Effective July 1, 2004, a National Coverage Decision was made to allow for Medicare coverage of electromagnetic therapy for the treatment of certain types of wounds. The type of wounds covered are chronic Stage III or Stage IV pressure ulcers, arterial ulcers, diabetic ulcers and venous stasis ulcers. All other uses of electromagnetic therapy for the treatment of wounds are not covered by Medicare. Electromagnetic therapy will not be covered as an initial treatment modality.
The use of electromagnetic therapy will only be covered after appropriate standard wound care has been tried for at least 30 days and there are no measurable signs of healing. If electromagnetic therapy is being used, wounds must be evaluated periodically by the treating physician but no less than every 30 days by a physician. Continued treatment with electromagnetic therapy is not covered if measurable signs of healing have not been demonstrated within any 30-day period of treatment. Additionally, electromagnetic therapy must be discontinued when the wound demonstrates a 100% epithelialzed wound bed.
HCPCS Definition
G0329 Electromagnetic Therapy, to one or more areas for chronic Stage III and Stage IV pressure ulcers, arterial ulcers, diabetic ulcers and venous stasis ulcers not demonstrating measurable signs of healing after 30 days of conventional care as part of a therapy plan of care.
Medicare will not cover the device used for the electromagnetic therapy for the treatment of wounds. However, Medicare will cover the service. Unsupervised home use of electromagnetic therapy will not be covered.
A/B MAC (A) Billing Instructions
The applicable types of bills acceptable when billing for electromagnetic therapy services are 12X, 13X, 22X, 23X, 71X, 73X, 74X, 75X, and 85X. Chapter 25 of this manual provides general billing instructions that must be followed for bills submitted to A/B MACs (A). A/B MACs (A) pay for electromagnetic therapy services under the Medicare Physician Fee Schedule for a hospital, CORF, ORF, and SNF.
Payment methodology for independent (RHC), provider-based RHCs, free-standing FQHC and provider based FQHCs is made under the all-inclusive rate for the visit furnished to the RHC/FQHC patient to obtain the therapy service. Only one payment will be made for the visit furnished to the RHC/FQHC patient to obtain the therapy service. As of April 1, 2005, RHCs/FQHCs are no longer required to report HCPCS codes when billing for the therapy service.

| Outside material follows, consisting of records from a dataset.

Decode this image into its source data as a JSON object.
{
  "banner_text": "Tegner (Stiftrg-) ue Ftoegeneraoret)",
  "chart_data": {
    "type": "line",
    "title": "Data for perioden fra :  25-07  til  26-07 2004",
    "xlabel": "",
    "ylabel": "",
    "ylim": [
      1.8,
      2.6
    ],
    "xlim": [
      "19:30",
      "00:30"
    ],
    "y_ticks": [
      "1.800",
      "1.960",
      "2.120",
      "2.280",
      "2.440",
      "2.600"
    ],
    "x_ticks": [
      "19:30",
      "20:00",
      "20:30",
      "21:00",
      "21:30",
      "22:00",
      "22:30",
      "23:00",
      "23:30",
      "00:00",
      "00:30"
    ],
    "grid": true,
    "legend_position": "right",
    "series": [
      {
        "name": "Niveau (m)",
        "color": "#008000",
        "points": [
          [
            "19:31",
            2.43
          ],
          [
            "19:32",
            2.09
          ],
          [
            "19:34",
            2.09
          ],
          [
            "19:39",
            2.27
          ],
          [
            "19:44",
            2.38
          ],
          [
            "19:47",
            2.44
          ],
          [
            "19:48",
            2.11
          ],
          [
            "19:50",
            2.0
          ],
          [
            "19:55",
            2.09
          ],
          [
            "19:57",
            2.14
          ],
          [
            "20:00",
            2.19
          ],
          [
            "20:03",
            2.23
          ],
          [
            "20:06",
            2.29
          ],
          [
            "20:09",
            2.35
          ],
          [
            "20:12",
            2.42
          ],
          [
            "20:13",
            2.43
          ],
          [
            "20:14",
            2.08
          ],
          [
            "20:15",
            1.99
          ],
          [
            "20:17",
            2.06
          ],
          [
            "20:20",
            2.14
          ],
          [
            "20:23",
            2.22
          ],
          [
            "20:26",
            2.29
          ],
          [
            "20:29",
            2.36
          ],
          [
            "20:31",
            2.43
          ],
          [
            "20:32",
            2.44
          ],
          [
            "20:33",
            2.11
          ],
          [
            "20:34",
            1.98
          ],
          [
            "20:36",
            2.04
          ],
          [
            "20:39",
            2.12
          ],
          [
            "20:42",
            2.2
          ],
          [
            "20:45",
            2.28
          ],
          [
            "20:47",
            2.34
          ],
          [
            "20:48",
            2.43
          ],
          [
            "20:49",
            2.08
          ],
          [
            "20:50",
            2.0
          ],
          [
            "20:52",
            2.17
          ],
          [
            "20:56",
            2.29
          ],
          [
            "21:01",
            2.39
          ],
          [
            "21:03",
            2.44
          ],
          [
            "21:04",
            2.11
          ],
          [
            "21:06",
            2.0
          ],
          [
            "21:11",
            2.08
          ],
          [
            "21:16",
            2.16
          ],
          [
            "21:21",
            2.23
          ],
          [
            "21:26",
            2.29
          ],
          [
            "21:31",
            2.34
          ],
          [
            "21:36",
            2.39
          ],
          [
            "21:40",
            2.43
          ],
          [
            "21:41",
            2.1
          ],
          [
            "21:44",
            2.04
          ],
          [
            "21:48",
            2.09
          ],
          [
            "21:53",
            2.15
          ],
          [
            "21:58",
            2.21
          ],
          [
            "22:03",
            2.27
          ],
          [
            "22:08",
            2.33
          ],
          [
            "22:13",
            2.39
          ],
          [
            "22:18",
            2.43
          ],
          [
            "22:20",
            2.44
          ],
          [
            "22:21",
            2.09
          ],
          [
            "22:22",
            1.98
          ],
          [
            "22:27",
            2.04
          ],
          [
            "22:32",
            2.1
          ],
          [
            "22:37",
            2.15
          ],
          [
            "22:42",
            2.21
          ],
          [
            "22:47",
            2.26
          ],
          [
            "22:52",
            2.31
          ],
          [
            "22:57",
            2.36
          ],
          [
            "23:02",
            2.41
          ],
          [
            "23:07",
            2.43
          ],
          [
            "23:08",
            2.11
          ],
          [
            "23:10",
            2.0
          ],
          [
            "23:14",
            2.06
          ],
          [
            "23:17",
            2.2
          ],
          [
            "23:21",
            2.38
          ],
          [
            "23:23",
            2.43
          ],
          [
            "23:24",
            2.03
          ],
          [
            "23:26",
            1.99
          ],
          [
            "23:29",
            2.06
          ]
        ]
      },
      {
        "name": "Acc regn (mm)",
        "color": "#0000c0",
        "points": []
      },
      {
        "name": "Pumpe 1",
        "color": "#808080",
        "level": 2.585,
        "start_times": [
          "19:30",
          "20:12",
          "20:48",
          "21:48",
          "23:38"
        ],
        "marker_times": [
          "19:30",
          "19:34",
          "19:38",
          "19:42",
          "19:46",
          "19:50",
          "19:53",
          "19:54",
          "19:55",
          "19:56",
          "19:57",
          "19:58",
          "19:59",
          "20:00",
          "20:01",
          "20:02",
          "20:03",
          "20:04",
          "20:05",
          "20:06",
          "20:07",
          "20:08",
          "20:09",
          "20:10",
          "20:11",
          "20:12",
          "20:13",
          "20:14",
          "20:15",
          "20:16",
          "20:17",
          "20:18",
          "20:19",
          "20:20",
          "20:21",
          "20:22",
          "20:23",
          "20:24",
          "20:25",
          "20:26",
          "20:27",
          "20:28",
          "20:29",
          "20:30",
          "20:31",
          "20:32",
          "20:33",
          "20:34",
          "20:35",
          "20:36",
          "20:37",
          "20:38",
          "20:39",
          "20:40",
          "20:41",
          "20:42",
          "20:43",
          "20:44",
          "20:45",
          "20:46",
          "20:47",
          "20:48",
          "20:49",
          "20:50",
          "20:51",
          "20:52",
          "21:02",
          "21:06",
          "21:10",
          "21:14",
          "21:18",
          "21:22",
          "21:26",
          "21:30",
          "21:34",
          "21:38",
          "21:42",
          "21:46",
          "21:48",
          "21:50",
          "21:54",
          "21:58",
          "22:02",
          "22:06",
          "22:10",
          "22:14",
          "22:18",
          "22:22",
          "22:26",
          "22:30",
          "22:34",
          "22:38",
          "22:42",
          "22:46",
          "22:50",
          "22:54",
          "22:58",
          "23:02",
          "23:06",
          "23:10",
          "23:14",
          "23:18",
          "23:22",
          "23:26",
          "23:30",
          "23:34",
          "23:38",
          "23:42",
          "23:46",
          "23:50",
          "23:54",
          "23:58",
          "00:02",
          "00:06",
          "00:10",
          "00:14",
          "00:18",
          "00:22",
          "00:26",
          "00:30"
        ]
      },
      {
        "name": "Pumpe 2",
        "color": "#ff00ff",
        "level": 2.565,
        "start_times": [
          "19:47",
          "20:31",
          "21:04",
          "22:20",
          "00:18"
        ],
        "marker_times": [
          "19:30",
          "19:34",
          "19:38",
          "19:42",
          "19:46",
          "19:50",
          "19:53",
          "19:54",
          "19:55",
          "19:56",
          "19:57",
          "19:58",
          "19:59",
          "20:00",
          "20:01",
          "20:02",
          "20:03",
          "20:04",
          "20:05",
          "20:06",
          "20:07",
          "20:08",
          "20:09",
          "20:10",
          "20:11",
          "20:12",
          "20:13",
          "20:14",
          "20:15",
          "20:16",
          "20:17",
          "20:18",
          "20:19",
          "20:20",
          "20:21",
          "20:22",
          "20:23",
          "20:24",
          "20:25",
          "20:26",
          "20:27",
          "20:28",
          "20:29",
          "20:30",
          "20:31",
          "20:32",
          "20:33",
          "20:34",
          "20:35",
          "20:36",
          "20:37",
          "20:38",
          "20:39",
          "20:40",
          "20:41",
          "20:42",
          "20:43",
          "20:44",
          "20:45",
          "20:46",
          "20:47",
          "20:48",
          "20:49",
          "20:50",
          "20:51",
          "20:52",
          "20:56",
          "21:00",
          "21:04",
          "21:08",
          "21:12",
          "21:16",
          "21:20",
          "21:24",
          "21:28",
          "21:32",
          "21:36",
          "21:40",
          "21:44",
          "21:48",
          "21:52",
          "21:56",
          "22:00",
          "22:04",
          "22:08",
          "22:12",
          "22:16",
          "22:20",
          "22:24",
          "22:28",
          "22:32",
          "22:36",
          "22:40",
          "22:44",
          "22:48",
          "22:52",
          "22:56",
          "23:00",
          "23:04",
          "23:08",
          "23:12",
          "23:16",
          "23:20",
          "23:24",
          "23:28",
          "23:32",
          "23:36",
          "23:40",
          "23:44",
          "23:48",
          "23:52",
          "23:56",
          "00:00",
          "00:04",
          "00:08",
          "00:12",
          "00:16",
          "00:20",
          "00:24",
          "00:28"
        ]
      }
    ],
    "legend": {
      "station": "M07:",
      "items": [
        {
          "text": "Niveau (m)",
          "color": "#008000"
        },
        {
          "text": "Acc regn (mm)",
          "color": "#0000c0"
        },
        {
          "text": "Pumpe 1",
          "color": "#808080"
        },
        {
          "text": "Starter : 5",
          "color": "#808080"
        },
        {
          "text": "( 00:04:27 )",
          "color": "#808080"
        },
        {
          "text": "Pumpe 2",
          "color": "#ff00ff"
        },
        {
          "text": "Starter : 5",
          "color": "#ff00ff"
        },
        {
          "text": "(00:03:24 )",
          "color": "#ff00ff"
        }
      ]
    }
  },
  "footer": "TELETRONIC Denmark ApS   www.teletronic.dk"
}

Payment Methodology for a CAH is payment on a reasonable cost basis unless the CAH has elected the Optional Method and then the A/B MAC (A) pays pay 115% of the MPFS amount for the professional component of the HCPCS code in addition to the technical component.

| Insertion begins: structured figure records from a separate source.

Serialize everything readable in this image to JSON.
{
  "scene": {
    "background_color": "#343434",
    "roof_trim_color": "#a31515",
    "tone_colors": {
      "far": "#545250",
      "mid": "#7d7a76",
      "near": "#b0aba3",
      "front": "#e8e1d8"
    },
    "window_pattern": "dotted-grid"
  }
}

In addition, the following revenues code must be used in conjunction with the HCPCS code identified:
Revenue Code Description
420 Physical Therapy
430 Occupational Therapy
520 Federal Qualified Health Center *
521 Rural Health Center *
977, 978 Critical Access Hospital- method II CAH professional services only
* NOTE: As of April 1, 2005, RHCs/FQHCs are no longer required to report HCPCS codes when billing for the therapy service.
A/B MAC (B) Claims
A/B MACs (B) pay for Electromagnetic Therapy services billed with HCPCS codes G0329 based on the MPFS. Claims for lectromagnetic therapy services must be billed using the ASC X12 837 professional claim format or Form CMS-1500 following instructions in chapter 12 of this manual (www.cms.hhs.gov/manuals/104_claims/clm104index.asp).
Payment information for HCPCS code G0329 will be added to the July 2004 update of the Medicare Physician Fee Schedule Database (MPFSD).
Coinsurance and Deductible
The Medicare contractor shall apply coinsurance and deductible to payments for electromagnetic therapy services except for services billed to the FI by FQHCs. For FQHCs only co-insurance applies.